A pesar de los más de 20 años de distancia que nos llevábamos de edad, él acercaba nuestras similitudes con el mismo brillo que emanan las estrellas en el universo. También era amigo de todos y diccionario de otros. Sabía lo que querían decir palabras como “efímero” sin la consistencia de la definición de la Real Academia Española. Lo hacía con la métrica del momento que pasaba y midiendo las sílabas, buscando el canto. 

Medía la luz con selfies. Y el deseo con poemas. Explotaba en emociones de manera repentina y como si le agradeciera a alguien supremo, alzaba los brazos para interpretar el papel que representaba de sí mismo.

Cuando supe que había fallecido me vino a la mente el helado que comía algunas tardes, “con la glucosa necesaria para evitar la ensoñación de la tarde que deja la toma de los alimentos”, y también recordé al pequeño Víctor que subía a un árbol en su infancia —momento al cual con la emoción el gran Víctor siempre buscaba volver — en Zapotlán el Grande en las épocas de la feria, como la que dejó para la posteridad Juan José Arreola. En la imaginación vi cuando Víctor quedó sentado en la copa del árbol y en ese instante brotaron los cohetes en el cielo y se esparcieron como diente de león luminoso, con el firmamento en el fondo para que el niño Víctor Manuel supiera, en ese instante, lo que significaba la poesía, descrita en su memoria con palabras de Octavio Paz.

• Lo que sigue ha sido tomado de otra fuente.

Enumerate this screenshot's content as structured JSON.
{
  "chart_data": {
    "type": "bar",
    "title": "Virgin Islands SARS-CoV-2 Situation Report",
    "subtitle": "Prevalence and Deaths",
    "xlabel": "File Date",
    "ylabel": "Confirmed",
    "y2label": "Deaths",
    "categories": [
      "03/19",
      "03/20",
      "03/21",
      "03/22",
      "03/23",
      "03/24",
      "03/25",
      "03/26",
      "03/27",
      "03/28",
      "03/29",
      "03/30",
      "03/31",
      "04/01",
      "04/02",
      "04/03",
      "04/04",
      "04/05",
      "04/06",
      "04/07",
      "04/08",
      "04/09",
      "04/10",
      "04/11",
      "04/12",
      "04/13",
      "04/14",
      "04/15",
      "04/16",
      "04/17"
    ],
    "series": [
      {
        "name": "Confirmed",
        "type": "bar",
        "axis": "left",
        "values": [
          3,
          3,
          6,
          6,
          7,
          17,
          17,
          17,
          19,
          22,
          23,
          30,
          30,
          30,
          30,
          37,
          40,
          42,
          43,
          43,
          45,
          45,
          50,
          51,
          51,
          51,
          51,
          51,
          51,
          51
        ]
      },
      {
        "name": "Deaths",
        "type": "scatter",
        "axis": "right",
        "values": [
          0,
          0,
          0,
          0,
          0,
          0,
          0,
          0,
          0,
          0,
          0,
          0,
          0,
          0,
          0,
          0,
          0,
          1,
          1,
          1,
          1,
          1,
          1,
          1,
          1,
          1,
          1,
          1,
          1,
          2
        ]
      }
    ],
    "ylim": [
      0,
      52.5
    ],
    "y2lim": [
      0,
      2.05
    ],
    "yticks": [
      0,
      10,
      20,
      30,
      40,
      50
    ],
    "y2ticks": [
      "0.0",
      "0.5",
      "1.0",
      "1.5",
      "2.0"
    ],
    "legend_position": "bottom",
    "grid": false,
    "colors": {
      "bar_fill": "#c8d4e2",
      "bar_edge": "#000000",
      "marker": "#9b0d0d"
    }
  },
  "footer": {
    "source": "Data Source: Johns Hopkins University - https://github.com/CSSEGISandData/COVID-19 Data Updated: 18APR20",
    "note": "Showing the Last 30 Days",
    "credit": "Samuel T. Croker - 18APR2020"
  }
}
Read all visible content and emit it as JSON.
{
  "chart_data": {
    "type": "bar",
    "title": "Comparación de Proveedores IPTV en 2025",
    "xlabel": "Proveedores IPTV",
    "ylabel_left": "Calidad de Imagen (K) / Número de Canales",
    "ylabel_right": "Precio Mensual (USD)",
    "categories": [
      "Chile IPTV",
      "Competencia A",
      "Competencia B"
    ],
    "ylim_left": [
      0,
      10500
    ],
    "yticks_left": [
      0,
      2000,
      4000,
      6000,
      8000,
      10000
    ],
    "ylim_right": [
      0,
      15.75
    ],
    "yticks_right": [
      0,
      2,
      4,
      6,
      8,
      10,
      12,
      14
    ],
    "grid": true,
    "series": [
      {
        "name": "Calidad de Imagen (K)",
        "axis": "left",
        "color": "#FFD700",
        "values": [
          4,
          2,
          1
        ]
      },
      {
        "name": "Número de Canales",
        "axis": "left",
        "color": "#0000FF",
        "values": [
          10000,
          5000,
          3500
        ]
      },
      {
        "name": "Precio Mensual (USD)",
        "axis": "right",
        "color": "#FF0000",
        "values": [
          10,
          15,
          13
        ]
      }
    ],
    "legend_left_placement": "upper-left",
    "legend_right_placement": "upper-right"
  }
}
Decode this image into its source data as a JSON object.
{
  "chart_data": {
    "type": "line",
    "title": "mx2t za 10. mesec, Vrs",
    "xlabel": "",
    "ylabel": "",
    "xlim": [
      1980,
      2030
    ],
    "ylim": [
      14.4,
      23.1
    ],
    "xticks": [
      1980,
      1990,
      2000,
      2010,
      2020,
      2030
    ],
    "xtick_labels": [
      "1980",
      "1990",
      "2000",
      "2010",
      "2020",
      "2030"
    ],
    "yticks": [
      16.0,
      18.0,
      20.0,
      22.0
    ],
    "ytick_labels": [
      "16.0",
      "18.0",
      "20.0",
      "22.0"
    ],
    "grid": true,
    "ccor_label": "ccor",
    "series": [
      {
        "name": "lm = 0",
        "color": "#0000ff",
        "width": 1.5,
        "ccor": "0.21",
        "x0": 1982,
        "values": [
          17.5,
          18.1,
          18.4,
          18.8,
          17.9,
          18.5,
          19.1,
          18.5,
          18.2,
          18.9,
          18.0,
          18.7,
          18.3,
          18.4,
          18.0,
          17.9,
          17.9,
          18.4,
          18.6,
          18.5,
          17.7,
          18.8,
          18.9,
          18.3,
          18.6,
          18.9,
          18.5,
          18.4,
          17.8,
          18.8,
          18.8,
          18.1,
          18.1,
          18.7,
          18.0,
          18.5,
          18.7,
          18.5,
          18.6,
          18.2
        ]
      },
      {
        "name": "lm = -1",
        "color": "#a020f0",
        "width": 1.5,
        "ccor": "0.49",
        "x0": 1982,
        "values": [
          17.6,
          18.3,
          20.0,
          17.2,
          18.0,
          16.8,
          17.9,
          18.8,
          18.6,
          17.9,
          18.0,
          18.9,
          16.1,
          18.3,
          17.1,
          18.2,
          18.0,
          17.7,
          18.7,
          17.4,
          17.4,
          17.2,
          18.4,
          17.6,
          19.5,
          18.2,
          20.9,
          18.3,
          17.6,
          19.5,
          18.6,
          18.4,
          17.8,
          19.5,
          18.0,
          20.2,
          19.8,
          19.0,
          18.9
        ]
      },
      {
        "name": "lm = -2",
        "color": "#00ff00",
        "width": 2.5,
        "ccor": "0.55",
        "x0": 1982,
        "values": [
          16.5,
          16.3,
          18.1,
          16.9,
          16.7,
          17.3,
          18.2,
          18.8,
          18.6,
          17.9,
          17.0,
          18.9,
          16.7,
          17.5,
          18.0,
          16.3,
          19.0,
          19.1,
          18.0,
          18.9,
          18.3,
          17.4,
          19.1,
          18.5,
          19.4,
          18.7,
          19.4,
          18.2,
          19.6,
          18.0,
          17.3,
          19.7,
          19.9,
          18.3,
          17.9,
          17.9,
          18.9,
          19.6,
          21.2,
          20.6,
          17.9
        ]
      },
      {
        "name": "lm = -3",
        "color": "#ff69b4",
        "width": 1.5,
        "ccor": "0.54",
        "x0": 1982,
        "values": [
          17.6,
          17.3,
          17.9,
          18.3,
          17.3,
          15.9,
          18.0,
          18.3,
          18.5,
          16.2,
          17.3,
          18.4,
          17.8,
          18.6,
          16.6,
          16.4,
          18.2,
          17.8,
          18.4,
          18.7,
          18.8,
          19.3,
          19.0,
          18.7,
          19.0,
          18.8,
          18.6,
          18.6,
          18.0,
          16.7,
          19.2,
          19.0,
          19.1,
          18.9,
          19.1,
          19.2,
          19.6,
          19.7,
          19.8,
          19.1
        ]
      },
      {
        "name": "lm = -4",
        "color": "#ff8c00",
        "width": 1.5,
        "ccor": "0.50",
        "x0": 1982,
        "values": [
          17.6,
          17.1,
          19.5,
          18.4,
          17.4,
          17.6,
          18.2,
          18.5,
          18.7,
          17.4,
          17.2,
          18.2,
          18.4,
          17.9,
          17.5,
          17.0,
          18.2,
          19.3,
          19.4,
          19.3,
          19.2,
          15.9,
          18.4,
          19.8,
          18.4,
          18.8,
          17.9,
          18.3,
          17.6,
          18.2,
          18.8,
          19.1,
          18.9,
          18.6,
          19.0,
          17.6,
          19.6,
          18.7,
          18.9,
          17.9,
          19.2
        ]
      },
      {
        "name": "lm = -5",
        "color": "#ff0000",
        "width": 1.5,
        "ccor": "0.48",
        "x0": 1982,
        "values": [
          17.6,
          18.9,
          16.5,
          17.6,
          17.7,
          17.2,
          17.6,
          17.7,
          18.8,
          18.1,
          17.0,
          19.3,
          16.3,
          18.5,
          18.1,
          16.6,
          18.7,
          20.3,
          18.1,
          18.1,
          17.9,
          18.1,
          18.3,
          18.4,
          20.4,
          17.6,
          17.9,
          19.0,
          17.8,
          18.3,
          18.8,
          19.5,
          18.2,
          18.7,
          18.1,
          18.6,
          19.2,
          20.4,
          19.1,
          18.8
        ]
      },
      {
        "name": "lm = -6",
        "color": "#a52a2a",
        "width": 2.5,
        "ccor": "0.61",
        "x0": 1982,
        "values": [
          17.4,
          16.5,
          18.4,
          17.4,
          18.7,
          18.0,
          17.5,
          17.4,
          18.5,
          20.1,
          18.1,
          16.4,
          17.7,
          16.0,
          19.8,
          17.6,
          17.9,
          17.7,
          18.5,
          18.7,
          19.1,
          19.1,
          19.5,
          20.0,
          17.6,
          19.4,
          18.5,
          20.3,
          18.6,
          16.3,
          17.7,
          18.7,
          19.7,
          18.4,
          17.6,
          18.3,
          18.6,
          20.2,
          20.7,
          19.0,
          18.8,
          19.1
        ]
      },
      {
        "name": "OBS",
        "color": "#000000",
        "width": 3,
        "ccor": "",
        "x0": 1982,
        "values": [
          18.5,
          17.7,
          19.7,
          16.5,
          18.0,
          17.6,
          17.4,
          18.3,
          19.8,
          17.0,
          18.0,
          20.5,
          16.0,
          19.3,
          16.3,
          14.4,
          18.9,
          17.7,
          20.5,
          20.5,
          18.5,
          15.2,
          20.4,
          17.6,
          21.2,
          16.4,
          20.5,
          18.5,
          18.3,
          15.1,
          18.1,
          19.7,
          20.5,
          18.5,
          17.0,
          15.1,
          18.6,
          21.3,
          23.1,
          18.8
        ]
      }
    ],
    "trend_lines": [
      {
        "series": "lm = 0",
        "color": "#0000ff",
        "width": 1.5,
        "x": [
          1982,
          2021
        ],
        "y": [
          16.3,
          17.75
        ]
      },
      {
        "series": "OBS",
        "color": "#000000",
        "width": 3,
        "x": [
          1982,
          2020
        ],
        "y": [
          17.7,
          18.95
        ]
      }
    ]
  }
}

A los 58 años, la pólvora de la vida le estalló dejándonos la luz de su persona. Ese momento le (y nos) llegó con la velocidad del segundo y como el último libro que publicó, se lo llevó en un viaje inesperado. Nos dejó aquí, con sus lecturas, sus brazos histriónicos dibujando postales, sus palabras de sabio, viejo y diablo, y su concepción del amor esparcido entre todos los que lo conocimos y aquellos que lo leerán en el futuro. Como varias veces le dije directamente: gracias por tanto, tocayo.